Some of these policies include, but are not limited to:

· Government-sponsored guaranteed universal healthcare
· Government and pharmaceutical companies negotiating reasonably-priced affordable prescription drugs
· High quality government-sponsored education
· Affordable child care for working parents and guardians
· Maternal and paternal paid family leave and paid vacations
· Need-dependent housing subsidies
· Guaranteed sustainable minimum wages, and in some nations, minimum annual incomes
· Income guarantees for a secure retirement
· Equitable progressive tax rates with no special loop-holes for corporations and the rich

No, this is not pie-in-the-sky idealism. It is, rather, food-on-the-table realism.

Several extraordinarily privileged individuals and families throughout the generations have signed a “contract” by giving of themselves and their material wealth to improve the chances and conditions of people in the world community.

A good number of members of the Kennedy clan, for example, took up the challenge articulated by President John F. Kennedy on the Capitol grounds that cold January day in 1961: “Ask not what your country can do for you. Ask what you can do for your country.”

John, his sisters and brothers, and generations of their descendants were weaned on the notion that with privilege comes responsibility forming a contract (commitment) to make society and the world a better place than when they entered it.

Some of the tangible outcomes from this family contract include the Peace Corps, VISTA (Volunteers In Service to America), Special Olympics, increased unemployment benefits, infrastructure improvement, the Civil Rights Law of 1964 and the Voting Rights Law of 1965, heating oil supplements for people in need, funding for public education and for the arts, increases in the minimum wage and social security benefits, improved housing, and many others.

While possibly motivated by good objectives, other people have failed miserably in their implementation, and, thereby, have created dangerous disconnections between their intent and their impact.

Quite obviously Ivanka Trump has no credibility in dictating proper policies for the working-classes in the United States. She, her daddy, and her siblings bask in wealth, privilege, and a sense of entitlement.

The Trumps represent the privileged who simply take what they have for granted seeing it as “normal” and earned. To them, enough is never enough.

The United States must no longer have to wait for the metaphoric “kindness of strangers” to contribute to the common good. We can no longer depend on the wealthy, the philanthropists, the Buffets, the Gates Foundation, or any charitable foundation to solve the massive inequities in this country.

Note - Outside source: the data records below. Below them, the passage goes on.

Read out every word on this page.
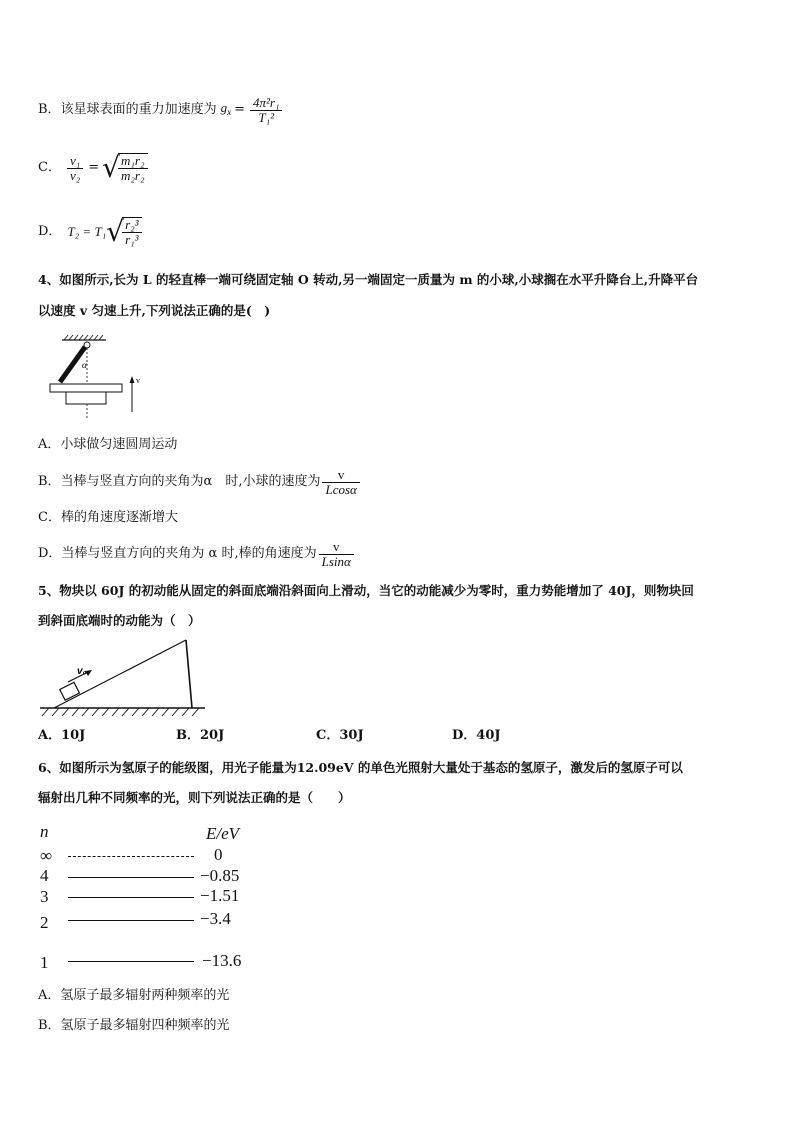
B． 该星球表面的重力加速度为 $g_x = \frac{\text{4π²r₁}}{\text{T₁²}}$
C． $\frac{\text{v₁}}{\text{v₂}}$ = √
$\frac{\text{m₁r₂}}{\text{m₂r₂}}$
D． T₂ = T₁ √
$\frac{\text{r₂³}}{\text{r₁³}}$
4、如图所示,长为 L 的轻直棒一端可绕固定轴 O 转动,另一端固定一质量为 m 的小球,小球搁在水平升降台上,升降平台
以速度 v 匀速上升,下列说法正确的是(　)
α
v
A．小球做匀速圆周运动
B．当棒与竖直方向的夹角为α　时,小球的速度为 $\frac{v}{Lcos\alpha}$
C．棒的角速度逐渐增大
D．当棒与竖直方向的夹角为 α 时,棒的角速度为 $\frac{v}{Lsin\alpha}$
5、物块以 60J 的初动能从固定的斜面底端沿斜面向上滑动，当它的动能减少为零时，重力势能增加了 40J，则物块回
到斜面底端时的动能为（　）
v₀
A．10J	B．20J	C．30J	D．40J
6、如图所示为氢原子的能级图，用光子能量为12.09eV 的单色光照射大量处于基态的氢原子，激发后的氢原子可以
辐射出几种不同频率的光，则下列说法正确的是（　　）
n	E/eV
∞	0
4	−0.85
3	−1.51
2	−3.4
1	−13.6
A．氢原子最多辐射两种频率的光
B．氢原子最多辐射四种频率的光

Finally, and largely due to the highly visible courageous discussions initiated during the 2016 political campaign by Senator Bernie Sanders, the term “Democratic Socialist” is no longer an epithet, a dirty word thrown around by the owning classes to undermine challenges to their seemingly unbounded wealth far in excess of their actual needs and at the expense of the workers who created it.

If the United States is to survive as the experiment in democracy on which it was founded, it must, we must, redesign its economic policies and structures closer to those proposed by Sanders, Warren, and Ocasio-Cortez.